02/08/2023

Tiga Faktor Penghambat Perdamaian

Aliansi Indonesia Damai- Ada tiga faktor dominan yang menghambat atau bahkan menghancurkan perdamaian global. Tiga hal tersebut harus diatasi bersama agar tidak menimbulkan malapetaka bagi kehidupan umat manusia.

Pernyataan tersebut diungkapkan oleh Syafiq Abdul Mughni, Ketua Pimpinan Pusat Muhammadiyah, saat menjadi pembicara kunci dalam Forum Pelatihan Pembangunan Perdamaian di Kalangan Tokoh Agama yang digelar AIDA di Samarinda, Kalimantan Timur, akhir Mei 2023 silam.

Guru Besar UIN Sunan Ampel Surabaya itu menjelaskan, faktor pertama penghambat perdamaian adalah rivalitas politik global di mana beberapa negara memerebutkan status sebagai kekuatan adidaya.
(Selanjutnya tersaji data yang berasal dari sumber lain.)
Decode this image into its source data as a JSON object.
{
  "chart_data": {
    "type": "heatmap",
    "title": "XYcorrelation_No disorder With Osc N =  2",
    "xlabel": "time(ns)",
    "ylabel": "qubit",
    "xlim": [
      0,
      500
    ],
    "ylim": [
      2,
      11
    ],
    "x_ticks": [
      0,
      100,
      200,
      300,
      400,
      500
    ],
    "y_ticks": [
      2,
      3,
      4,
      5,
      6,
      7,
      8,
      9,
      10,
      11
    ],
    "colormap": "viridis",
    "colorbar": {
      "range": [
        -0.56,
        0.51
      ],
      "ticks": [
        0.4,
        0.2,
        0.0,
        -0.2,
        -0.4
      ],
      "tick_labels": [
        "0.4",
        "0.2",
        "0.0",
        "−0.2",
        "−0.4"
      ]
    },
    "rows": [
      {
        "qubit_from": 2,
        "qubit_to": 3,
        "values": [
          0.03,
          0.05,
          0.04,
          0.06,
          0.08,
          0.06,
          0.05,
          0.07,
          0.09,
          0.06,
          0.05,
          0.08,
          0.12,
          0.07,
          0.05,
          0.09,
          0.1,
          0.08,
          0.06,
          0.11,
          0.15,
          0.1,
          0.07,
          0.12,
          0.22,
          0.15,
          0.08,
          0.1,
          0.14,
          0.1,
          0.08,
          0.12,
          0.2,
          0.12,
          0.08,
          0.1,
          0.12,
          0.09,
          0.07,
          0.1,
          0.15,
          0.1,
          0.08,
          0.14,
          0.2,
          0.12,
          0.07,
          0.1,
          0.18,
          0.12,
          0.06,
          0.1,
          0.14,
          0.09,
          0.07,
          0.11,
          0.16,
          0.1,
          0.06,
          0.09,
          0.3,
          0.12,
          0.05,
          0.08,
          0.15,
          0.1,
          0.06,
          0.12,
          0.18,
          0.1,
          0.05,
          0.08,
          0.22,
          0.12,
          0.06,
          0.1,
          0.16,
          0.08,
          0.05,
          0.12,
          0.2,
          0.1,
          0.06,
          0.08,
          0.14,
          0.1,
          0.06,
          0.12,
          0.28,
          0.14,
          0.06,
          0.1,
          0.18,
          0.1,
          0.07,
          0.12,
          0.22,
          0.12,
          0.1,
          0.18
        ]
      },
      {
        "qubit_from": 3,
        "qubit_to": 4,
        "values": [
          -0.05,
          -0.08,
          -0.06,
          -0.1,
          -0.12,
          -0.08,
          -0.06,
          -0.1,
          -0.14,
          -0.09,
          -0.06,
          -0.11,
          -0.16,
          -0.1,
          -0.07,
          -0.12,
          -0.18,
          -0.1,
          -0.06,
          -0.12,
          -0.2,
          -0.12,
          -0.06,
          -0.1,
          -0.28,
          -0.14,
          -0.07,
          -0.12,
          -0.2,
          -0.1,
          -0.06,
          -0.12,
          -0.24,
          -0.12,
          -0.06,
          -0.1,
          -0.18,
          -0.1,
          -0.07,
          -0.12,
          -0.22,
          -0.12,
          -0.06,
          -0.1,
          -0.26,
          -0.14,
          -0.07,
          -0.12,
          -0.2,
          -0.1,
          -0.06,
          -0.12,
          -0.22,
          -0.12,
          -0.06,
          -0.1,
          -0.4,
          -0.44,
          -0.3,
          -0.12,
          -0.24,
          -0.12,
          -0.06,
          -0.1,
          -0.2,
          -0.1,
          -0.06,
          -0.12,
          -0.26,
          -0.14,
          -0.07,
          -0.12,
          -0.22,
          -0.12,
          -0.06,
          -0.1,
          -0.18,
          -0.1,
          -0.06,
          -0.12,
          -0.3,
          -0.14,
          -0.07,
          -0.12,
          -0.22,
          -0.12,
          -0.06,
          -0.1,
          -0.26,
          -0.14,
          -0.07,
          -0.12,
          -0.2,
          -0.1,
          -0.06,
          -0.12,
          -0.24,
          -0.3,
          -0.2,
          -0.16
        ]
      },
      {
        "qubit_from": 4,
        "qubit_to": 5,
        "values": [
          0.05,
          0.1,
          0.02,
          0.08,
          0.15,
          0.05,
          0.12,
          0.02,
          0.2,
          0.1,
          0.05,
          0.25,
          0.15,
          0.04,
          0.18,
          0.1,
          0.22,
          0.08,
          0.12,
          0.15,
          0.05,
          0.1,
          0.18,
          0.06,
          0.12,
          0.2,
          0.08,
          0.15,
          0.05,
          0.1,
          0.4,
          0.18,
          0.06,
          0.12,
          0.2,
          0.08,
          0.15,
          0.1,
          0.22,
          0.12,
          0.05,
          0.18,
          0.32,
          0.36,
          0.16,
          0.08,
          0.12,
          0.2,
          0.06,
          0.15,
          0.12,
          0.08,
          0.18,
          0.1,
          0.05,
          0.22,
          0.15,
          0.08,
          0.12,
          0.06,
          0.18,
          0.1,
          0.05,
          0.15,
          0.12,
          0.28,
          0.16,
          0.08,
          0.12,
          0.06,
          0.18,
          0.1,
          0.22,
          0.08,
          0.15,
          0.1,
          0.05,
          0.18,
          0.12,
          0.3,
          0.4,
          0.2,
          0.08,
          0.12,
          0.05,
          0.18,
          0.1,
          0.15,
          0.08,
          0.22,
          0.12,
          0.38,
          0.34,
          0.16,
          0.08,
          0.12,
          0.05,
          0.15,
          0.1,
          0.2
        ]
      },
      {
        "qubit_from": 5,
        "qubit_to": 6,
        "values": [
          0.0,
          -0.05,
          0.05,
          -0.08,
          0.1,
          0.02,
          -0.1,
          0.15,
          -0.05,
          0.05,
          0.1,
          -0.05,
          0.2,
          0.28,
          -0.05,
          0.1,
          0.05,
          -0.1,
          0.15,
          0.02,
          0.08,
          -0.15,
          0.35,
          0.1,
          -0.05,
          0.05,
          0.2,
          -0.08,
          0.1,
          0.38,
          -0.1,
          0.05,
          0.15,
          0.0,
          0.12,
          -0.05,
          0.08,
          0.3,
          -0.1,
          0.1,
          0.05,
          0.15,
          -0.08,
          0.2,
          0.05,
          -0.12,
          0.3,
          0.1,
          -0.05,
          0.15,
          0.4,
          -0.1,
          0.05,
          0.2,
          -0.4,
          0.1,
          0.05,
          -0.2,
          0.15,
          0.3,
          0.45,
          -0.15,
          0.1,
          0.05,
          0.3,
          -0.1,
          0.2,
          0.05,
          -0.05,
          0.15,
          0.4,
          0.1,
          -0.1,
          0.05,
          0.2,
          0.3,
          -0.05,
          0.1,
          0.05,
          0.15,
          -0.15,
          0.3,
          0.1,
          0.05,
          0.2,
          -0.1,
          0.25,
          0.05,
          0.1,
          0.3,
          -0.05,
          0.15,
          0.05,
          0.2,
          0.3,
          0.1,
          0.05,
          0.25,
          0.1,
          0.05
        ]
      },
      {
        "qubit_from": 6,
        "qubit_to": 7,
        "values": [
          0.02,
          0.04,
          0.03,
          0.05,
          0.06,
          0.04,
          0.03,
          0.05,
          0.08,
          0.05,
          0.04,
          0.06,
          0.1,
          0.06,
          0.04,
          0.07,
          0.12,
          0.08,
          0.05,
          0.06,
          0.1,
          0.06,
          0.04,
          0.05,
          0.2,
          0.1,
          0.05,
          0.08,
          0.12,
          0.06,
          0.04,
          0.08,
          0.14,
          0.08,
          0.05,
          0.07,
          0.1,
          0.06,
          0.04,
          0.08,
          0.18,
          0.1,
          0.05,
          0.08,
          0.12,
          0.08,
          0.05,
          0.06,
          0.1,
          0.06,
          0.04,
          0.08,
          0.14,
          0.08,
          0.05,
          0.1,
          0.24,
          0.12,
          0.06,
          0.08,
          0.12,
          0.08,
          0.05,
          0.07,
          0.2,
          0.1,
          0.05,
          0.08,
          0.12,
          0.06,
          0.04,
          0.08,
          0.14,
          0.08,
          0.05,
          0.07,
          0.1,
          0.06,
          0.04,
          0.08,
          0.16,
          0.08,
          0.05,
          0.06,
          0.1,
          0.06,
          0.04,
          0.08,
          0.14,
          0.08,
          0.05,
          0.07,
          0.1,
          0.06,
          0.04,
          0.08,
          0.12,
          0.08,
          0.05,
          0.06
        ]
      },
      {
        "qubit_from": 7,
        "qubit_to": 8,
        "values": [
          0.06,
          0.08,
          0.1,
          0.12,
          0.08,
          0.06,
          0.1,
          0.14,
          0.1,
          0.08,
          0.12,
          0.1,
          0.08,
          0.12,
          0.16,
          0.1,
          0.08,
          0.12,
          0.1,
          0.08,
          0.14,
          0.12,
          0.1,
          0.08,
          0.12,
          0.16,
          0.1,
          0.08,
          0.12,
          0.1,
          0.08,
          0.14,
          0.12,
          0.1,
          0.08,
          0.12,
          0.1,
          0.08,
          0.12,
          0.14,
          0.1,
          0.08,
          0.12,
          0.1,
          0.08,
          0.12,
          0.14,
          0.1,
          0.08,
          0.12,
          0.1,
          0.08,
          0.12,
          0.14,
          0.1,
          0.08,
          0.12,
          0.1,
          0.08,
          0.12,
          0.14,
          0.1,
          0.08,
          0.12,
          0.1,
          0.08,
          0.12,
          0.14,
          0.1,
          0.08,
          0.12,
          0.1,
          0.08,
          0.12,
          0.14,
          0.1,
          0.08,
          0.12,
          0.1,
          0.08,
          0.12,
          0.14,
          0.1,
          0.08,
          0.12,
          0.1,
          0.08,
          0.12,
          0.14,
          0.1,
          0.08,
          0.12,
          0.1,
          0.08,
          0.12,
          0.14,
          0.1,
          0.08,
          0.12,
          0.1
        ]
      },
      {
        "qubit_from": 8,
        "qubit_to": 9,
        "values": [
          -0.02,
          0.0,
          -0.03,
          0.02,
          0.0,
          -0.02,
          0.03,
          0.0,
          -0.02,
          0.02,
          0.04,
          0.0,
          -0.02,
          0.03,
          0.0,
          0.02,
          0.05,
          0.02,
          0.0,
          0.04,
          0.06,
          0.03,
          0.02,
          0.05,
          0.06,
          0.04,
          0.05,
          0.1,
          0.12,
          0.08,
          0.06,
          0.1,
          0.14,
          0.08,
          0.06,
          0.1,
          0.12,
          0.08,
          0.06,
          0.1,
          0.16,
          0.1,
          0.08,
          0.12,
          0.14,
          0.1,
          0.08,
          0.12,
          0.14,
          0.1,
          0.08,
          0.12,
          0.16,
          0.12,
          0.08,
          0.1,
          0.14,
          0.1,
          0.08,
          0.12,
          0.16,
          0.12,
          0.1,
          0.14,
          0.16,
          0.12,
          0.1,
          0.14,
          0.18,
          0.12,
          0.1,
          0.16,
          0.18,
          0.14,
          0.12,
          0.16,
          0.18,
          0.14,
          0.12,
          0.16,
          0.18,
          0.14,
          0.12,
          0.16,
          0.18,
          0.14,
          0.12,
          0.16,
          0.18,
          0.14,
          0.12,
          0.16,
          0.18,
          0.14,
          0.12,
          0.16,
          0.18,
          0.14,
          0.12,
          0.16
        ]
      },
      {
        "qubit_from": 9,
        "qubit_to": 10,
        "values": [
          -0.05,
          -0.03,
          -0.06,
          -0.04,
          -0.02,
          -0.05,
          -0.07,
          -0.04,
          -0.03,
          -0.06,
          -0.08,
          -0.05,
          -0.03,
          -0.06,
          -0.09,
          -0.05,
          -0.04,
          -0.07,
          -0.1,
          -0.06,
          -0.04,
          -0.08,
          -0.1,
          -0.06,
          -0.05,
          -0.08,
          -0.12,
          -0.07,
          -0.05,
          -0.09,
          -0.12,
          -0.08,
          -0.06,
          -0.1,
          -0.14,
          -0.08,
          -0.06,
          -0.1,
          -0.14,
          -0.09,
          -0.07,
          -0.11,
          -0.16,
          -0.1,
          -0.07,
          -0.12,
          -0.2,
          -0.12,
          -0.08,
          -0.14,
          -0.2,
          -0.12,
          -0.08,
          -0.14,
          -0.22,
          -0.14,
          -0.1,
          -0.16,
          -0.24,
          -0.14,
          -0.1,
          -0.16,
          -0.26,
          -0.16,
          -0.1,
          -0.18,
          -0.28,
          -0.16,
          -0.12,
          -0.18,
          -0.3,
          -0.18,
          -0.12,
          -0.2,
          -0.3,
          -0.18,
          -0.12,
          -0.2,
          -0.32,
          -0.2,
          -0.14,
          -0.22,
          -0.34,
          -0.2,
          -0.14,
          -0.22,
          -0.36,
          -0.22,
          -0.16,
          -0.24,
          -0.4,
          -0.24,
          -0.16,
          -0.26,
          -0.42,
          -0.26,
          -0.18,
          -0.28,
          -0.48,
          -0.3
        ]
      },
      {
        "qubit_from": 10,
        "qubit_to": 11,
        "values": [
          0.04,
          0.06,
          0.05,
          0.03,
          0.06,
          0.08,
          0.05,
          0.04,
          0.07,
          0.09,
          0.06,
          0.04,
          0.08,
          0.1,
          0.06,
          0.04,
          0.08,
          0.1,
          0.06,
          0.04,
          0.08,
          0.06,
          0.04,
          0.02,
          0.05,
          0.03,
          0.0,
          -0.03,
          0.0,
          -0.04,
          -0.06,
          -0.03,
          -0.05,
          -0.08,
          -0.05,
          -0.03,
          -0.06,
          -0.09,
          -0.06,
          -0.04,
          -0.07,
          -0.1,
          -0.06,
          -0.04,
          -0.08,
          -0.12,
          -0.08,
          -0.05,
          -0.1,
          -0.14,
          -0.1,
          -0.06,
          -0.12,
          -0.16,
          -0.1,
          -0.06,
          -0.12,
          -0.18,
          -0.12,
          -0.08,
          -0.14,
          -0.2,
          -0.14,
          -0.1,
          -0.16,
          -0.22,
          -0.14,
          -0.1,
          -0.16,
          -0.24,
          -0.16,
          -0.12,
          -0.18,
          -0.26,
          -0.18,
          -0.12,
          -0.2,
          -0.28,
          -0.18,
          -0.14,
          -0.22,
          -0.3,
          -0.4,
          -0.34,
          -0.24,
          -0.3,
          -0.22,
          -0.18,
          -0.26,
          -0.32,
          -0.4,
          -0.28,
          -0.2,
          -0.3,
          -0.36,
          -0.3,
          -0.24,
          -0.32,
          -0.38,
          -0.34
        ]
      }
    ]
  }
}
Bagaimana Amerika Serikat dan sekutunya bersaing dengan Rusia dan sekutunya terus bersaing merebut pengaruh politik global.

Baca juga Mendorong Santri Melestarikan Perdamaian

“Perang itu tidak di negara mereka tapi perangnya di negara lain, di Yaman, Suriah, dan lain-lain. Ada perebutan sumber daya alam, ada kekuatan, yang pendek kata, ingin menjadi penguasa tunggal di dunia ini. Persaingan inilah yang menyebabkan ketegangan, konflik, peperangan di berbagai daerah,” ujarnya.

Dalam konteks ini, publik harus pintar mendiagnosis setiap konflik yang terjadi. Misalnya perang di Suriah dan Yaman yang banyak dipersepsikan sebagai pertikaian antara Sunni dan Syiah, sehingga muncul sentimen anti-Syiah di banyak negara. Padahal dalam hemat Syafiq, sejatinya konflik itu dipicu perebutan kekuasaan, sumber daya alam, dan perdagangan.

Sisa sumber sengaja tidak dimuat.